As a new user, I can only share one media in the post, however, I noticed a significant discrepancy when I look at the DIFF view on the tensorboard between both models. In this view, my model has a much higher execution than the benchmark.
Finally, both models share all training code, which includes DDP, AMP, and gradient norm clipping. Here is the code that is being used for training:
total = 0.
self.model.train()
self.train_data.sampler.set_epoch(epoch)
scaler = torch.cuda.amp.GradScaler()
for images, _ in data:
self.optimiser.zero_grad(set_to_none=True)

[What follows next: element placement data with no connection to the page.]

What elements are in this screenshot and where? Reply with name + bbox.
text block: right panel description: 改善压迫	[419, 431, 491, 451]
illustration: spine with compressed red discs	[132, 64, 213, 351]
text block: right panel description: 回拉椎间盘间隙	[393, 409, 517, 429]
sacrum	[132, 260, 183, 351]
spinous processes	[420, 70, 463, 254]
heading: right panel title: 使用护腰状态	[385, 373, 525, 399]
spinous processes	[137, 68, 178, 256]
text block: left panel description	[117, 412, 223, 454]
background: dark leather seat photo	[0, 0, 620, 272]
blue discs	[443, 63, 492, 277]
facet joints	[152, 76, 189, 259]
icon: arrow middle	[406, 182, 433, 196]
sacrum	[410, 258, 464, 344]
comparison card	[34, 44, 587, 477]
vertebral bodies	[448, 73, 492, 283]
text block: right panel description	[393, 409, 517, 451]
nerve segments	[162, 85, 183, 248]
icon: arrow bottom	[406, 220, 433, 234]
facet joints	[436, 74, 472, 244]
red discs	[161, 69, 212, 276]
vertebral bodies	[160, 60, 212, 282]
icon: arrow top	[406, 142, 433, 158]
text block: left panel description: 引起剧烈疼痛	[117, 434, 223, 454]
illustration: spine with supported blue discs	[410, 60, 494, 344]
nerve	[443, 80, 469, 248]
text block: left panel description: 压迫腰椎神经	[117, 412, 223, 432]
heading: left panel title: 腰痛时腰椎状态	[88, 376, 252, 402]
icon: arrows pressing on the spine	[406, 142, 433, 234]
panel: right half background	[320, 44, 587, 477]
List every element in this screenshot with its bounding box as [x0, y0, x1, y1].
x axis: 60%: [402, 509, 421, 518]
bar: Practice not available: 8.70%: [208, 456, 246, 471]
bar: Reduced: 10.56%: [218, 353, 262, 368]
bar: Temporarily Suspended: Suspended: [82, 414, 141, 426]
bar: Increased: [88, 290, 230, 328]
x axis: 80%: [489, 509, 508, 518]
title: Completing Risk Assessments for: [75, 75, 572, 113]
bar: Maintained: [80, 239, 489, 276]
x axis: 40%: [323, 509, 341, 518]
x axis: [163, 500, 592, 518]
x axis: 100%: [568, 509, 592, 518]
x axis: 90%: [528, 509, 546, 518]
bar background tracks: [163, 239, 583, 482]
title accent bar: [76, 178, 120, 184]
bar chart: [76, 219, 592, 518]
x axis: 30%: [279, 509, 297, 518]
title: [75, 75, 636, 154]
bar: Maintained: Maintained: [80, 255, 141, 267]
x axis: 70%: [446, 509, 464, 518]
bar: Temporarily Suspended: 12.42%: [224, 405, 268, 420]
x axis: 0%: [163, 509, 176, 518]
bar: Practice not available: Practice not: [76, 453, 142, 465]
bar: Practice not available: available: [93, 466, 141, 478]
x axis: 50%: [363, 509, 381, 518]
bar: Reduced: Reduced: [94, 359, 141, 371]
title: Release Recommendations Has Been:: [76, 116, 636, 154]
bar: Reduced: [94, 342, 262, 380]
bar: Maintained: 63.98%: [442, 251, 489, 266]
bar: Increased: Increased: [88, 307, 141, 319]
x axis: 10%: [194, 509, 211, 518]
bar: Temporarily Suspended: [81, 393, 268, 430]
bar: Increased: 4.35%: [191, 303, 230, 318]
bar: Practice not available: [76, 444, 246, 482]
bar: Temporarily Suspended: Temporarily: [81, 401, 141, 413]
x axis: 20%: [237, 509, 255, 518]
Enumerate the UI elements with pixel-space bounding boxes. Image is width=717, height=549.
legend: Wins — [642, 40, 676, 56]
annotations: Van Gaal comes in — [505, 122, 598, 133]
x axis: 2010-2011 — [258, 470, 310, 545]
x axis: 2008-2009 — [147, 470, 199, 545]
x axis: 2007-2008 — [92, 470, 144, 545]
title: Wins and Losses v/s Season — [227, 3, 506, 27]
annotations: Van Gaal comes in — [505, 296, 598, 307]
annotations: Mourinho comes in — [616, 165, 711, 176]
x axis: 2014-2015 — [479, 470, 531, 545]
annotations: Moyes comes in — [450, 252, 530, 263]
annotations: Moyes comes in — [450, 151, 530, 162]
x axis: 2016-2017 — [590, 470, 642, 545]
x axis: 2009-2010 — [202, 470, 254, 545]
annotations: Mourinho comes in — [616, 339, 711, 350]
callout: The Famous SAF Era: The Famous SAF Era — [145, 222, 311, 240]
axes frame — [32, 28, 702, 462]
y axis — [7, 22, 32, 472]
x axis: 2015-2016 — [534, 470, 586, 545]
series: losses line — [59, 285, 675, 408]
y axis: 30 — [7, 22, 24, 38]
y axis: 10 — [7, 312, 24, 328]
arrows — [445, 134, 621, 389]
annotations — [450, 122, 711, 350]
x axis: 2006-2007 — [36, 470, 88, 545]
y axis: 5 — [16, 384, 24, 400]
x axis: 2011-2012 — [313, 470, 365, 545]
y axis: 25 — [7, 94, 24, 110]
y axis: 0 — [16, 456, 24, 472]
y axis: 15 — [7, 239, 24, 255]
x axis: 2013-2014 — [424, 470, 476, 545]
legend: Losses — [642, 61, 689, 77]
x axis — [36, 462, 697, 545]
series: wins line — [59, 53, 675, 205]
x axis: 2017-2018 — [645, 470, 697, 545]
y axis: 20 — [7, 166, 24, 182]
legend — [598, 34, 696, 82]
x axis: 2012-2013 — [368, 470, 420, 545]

images = images.to(self.device)
with torch.autocast(device_type='cuda'
if torch.cuda.is_available() else 'cpu',
dtype=torch.float16):
if self.architecture == "AutoencoderKL":
posterior = self.model.module.encode(images).latent_dist
z = posterior.sample()
recon = self.model.module.decode(z).sample
else:
recon, posterior = self.model(images)
loss = (self.criterion()(recon, images) +
self.eta * posterior.kl().sum())
scaler.scale(loss).backward()
scaler.unscale_(self.optimiser)
torch.nn.utils.clip_grad_norm_(self.model.parameters(), 1.0)
scaler.step(self.optimiser)
scale = scaler.get_scale()
scaler.update()
self.optimiser.zero_grad(set_to_none=True)
total += loss.item() * images.size(0) / len(data.dataset)
del loss
if self.scheduler is not None:
if not scale > scaler.get_scale():
self.scheduler.step()
return total
Thanks in advance for the support. I am available for further clarification.